Adding documentation capabilities to the NinjaRMM platform, Singh emphasizes, has no bearing on the system’s existing connections to documentation solutions from Kaseya’s IT Glue unit, N-able, and Liongard. “We would never take away the tools they love,” he says of the company’s MSP users. “We still have awesome integrations with the other documentation vendors, but this is something we are adding on top of it.”
That said, he continues, employing Ninja for documentation will allow users to simplify workflows by consolidating information in one place. “All your organizations, all your devices, all the information about the entire customer base, all that resides within the same platform, so you don’t have to either manually or automatically map those assets between different interfaces,” Singh says.
Other makers of RMM software, including ConnectWise, Datto, Kaseya, and N-able, continue to build and expand increasingly comprehensive suites of line-of-business software for MSPs. ConnectWise, for example, introduced a solution for managing third-party BDR solutions last month. Datto added documentation to its Autotask PSA solution this year, and acquired a threat detection vendor in March. N-able, for its part, announced plans to add sales quoting software to its portfolio several weeks ago.
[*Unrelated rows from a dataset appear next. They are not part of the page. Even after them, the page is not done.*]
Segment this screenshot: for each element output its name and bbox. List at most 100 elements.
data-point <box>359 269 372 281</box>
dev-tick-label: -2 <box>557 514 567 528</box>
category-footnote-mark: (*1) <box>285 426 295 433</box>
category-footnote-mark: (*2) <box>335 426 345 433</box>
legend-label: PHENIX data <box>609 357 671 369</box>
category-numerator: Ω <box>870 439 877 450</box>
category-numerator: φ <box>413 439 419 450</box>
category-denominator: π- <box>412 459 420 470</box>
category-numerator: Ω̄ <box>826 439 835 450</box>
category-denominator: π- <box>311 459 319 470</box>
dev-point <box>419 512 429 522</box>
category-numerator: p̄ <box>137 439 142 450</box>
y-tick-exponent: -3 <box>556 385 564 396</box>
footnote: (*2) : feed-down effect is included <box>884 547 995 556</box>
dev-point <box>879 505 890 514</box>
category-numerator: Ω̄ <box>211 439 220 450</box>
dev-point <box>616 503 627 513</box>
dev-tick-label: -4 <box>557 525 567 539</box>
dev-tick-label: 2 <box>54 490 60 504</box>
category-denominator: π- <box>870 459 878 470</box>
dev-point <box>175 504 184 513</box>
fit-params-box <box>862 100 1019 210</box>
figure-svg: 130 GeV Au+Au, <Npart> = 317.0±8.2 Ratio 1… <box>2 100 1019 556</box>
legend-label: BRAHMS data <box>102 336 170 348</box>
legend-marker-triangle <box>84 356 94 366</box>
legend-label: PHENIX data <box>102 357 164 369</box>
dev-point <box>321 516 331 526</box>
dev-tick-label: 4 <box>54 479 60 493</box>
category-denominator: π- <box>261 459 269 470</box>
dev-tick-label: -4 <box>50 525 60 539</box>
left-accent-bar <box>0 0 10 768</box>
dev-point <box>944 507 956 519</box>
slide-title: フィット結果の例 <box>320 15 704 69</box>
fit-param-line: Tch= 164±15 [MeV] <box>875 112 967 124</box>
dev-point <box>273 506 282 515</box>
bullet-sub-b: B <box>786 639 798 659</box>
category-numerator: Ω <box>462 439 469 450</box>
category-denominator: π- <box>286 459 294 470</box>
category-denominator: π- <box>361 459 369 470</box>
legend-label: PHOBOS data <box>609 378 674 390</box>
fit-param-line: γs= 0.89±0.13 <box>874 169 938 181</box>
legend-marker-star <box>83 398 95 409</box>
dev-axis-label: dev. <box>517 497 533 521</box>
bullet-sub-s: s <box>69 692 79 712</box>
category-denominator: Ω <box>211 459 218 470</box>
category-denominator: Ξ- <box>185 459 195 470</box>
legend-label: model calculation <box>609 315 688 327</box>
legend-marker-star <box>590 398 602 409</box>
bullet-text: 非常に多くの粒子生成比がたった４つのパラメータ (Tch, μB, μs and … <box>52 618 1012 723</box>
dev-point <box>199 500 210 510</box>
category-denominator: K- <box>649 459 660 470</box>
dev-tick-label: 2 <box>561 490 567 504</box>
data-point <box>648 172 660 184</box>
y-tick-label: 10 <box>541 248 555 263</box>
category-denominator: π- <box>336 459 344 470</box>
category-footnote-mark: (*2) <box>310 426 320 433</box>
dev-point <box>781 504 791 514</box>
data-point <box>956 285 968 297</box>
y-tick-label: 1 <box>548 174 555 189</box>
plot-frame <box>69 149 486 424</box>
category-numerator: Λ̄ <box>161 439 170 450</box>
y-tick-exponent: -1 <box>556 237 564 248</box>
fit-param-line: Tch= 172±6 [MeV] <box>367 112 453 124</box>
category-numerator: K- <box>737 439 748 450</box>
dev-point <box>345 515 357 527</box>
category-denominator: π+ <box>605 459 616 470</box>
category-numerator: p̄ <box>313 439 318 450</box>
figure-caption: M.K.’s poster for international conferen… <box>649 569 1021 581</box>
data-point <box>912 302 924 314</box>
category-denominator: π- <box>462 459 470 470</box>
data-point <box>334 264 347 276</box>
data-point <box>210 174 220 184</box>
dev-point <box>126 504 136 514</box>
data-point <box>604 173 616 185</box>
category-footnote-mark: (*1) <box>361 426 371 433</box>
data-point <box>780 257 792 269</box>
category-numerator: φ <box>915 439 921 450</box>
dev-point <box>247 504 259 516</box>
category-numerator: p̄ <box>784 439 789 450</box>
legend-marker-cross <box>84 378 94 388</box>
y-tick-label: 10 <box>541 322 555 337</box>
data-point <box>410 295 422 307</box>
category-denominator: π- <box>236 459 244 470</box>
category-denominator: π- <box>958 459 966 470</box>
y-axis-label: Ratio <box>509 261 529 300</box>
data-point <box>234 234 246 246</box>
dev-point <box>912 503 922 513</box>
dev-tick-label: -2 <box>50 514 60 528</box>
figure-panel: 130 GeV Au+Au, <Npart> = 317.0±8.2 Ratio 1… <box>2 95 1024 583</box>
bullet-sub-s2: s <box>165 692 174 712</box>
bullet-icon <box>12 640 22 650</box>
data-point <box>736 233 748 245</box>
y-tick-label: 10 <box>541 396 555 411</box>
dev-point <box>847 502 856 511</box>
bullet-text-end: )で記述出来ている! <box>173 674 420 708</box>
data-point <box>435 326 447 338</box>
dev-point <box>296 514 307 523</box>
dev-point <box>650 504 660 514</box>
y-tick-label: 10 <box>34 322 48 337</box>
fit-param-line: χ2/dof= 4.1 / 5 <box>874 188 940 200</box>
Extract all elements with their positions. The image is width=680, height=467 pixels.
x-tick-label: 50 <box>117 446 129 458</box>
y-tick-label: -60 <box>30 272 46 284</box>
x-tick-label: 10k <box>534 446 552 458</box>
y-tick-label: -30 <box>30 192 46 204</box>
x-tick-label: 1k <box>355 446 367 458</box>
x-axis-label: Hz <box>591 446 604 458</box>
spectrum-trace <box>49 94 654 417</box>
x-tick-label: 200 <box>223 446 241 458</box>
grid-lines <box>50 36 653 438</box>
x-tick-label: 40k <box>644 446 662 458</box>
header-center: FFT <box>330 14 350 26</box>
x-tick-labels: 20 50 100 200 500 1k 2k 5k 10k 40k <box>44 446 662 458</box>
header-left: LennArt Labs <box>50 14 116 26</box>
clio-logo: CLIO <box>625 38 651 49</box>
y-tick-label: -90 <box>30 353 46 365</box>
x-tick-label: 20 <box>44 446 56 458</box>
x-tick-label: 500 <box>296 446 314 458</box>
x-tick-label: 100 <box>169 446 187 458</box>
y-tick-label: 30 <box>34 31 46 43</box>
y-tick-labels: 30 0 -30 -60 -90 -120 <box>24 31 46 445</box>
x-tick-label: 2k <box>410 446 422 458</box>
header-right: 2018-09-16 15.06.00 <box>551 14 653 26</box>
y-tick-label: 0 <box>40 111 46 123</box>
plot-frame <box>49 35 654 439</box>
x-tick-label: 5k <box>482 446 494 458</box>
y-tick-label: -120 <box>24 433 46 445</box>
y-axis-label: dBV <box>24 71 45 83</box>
Ninja, which long concentrated on RMM software alone, has been expanding its capabilities lately as well. In addition to documentation and password management, the company has been offering backup functionality since last August.
Other enhancements in Ninja’s 5.2 edition include the ability to define custom fields. “You can pretty much monitor any data on the planet that is not natively monitored by Ninja,” Singh explains. Examples include asset tag numbers, serial numbers, CPU temperature, and fan speed.
Companies can apply custom fields globally to all of their devices under management or only to defined subsets of that hardware. Users who wish to track BitLocker encryption keys, for example, can provide that field only for Windows-based endpoints. Utilizing Ninja’s API, MSPs can create custom fields based on data imported automatically from external applications as well.
A new “uninstall prevention” feature in the 5.2 release lets MSPs prevent end users or hackers from exposing endpoints to attack by removing Ninja’s agent software. The feature is enabled or disabled at the account level and affects all organizations, locations, and devices within that account.
In addition, Ninja’s software now helps technicians streamline CPU and memory problems by automatically providing information about five critical processes every time it issues a CPU or memory alert. Script result conditions, which let users automatically trigger alerts or follow-up scripts when a running script concludes and were only available for Windows devices before, are now available for Linux and Mac endpoints too.
Ninja also announced changes to its reseller partner program and the hiring of its first full-time channel sales director this week.